The tool was functional by the end of 2010, and we wanted a popular
application to demonstrate its features, so went on applying it to
Wiki editing.
To do that, we have made some wiki-specific stuff:
-After checking out many parsers, we have created a new one in JavaCC
-Created lots of content helpers based on dbpedia, like the link
recommendation, infobox recommendation, infobox editor help
-Integrated external resources to help editing, like the Book
Recommendation or Yahoo-based category recommendation
Sztakipedia is right now in its alpha phase, with many show stoppers,
like handling cite references properly, or editing templates embedded
in templates,
etc...
I am aware that you are working on a new syntax, parser and RTE and
they will eventually become the official ones for Wiki editing
(Sztakipedia is in Java anyway).
However, I still think that there is much to learn from our project. We will
write a paper next month on the subject and I will be honored is some
of you read and comment it. The main contents will be:
-problematic stuff in the current wikitext syntax we struggled with
-usability tricks, like extracting the infobox pages to provide help
for the fields, showing the abstracts of the articles to be linked
-recommendations, machine learning to support the user+ background theory
Our plan right now is to create an API for our recommendation services
and helpers and a MediaWiki js plugin to get its results to the
current wiki editor. This way I hope the results of this research -
which started out as a rather theoretical one - will be used in a real
world scenario by at least a few people. I hope we will be able to
extend the your planned new RTE the same way in the future.
Please, share with me your thoughs/comments/doubts about Sztakipedia.

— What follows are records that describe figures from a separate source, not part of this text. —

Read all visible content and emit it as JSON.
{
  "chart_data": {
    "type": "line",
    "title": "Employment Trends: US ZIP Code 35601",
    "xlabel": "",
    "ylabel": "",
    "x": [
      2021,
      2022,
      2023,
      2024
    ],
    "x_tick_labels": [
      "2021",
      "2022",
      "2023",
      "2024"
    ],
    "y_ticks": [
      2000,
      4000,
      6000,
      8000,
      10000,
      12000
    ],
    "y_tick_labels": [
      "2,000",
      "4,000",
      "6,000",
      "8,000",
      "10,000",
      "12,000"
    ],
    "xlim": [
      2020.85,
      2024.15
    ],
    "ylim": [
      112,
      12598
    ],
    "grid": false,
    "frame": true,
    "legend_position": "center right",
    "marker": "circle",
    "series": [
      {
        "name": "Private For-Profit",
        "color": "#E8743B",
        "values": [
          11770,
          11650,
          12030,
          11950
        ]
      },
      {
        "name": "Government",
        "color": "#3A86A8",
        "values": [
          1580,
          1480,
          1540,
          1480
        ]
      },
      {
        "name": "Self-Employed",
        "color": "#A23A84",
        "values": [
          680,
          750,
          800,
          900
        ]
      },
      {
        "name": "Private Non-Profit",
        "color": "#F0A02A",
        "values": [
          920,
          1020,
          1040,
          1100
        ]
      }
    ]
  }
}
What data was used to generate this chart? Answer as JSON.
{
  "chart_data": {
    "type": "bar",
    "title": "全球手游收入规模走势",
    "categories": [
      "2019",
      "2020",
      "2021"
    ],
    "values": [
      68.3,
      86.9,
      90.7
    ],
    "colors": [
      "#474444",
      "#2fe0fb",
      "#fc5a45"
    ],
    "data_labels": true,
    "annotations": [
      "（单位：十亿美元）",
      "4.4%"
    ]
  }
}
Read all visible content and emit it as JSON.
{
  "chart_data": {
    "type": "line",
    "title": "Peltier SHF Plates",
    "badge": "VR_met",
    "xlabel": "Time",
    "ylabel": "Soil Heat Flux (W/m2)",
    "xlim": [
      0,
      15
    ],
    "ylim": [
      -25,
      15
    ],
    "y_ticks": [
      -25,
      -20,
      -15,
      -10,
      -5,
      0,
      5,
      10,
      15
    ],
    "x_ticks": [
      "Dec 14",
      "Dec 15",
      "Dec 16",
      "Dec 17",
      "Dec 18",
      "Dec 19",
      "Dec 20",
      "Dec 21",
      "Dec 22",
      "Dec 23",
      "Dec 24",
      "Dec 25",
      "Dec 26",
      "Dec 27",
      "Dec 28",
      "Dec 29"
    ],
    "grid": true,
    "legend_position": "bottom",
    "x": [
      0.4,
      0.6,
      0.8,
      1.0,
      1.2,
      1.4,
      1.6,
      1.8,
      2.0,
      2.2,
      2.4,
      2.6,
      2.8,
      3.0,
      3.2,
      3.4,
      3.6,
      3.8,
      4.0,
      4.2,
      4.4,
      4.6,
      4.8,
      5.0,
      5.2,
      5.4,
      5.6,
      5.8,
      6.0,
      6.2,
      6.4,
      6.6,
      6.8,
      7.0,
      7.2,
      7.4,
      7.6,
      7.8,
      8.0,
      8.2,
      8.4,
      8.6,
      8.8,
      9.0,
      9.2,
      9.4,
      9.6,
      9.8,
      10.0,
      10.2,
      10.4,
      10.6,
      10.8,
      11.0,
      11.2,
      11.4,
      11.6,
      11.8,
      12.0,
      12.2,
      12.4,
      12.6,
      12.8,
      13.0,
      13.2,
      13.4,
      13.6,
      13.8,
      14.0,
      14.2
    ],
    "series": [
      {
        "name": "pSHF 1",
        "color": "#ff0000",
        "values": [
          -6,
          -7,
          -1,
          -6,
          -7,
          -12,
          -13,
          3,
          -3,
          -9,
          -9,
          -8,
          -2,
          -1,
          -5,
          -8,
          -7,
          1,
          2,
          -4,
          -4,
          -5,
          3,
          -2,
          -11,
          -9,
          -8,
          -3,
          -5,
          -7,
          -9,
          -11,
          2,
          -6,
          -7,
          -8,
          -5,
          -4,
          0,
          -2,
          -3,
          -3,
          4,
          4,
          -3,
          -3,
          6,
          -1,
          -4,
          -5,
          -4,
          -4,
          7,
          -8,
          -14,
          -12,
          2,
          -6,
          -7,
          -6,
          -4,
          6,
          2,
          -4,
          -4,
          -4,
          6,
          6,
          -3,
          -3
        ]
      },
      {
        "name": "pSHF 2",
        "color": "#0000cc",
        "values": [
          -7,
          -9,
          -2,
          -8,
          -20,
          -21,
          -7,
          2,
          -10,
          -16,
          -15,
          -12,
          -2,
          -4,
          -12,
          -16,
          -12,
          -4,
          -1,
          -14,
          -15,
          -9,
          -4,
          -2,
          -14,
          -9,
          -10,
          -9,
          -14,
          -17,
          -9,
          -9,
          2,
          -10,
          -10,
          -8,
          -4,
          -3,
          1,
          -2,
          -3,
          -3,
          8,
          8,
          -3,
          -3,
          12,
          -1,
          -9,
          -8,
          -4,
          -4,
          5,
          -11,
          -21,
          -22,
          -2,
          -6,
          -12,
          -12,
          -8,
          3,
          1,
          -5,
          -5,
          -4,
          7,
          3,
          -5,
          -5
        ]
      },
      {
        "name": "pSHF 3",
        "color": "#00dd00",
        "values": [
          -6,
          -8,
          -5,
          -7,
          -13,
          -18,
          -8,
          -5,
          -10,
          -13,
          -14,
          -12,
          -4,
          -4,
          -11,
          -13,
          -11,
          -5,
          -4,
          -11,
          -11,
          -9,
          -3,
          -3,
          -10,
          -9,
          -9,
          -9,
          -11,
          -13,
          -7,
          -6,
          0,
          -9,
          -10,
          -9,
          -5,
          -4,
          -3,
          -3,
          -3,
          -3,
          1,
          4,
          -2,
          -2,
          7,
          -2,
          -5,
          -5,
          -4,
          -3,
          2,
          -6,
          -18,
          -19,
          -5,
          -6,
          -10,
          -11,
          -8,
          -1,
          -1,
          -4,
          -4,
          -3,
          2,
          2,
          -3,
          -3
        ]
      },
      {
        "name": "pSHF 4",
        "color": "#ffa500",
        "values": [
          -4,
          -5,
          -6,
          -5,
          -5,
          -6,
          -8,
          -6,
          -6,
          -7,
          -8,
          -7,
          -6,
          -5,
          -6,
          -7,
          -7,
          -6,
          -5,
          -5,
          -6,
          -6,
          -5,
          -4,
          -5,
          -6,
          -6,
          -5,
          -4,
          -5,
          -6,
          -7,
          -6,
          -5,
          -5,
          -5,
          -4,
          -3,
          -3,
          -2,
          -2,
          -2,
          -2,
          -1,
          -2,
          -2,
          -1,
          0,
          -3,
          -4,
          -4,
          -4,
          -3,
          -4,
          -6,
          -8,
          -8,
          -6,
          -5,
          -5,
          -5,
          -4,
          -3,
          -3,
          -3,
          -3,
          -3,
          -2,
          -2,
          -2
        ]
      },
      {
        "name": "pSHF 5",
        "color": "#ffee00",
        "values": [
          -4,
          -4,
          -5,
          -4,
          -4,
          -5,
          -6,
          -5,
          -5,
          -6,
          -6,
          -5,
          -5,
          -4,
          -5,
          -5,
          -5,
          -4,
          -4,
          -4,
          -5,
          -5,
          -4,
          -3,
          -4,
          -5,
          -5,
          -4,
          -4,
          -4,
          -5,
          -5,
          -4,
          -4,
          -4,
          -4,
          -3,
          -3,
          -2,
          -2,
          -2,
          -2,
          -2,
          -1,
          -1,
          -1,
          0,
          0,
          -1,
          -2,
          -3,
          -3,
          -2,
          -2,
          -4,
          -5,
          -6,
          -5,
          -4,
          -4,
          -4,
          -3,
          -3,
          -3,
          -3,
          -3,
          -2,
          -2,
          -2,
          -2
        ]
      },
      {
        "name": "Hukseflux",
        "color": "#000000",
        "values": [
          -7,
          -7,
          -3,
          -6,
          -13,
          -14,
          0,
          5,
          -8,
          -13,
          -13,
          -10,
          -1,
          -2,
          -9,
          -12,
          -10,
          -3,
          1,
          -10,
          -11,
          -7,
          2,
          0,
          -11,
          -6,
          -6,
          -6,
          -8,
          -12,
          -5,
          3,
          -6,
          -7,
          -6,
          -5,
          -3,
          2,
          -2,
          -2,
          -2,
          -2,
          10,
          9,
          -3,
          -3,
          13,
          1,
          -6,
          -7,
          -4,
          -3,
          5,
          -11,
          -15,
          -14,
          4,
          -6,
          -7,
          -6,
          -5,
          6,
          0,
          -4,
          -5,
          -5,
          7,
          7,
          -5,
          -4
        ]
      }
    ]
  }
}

Also I wanted to ask some things:
-Which is the most wanted helper feature according to you:
infobox/category/link recommendation? External data import from the
Linked Open Data? (Like our Book Recommender right now which has
millions of book records in it?) Field _value_ recommendation for
infoboxes from the text? Other?
-How do you measure the performance of a parser? I saw hints to some
300 parser test cases somewhere...
-Which is the best way to mash up external services to support the Wiki editor
interface (because if you call an external REST service from JS in mediawiki, it
will be cross-site scripting I'm afraid)?
Thank you very much,
Best Regards
Mihály Héder
MTA Sztaki,
Budapest, Hungary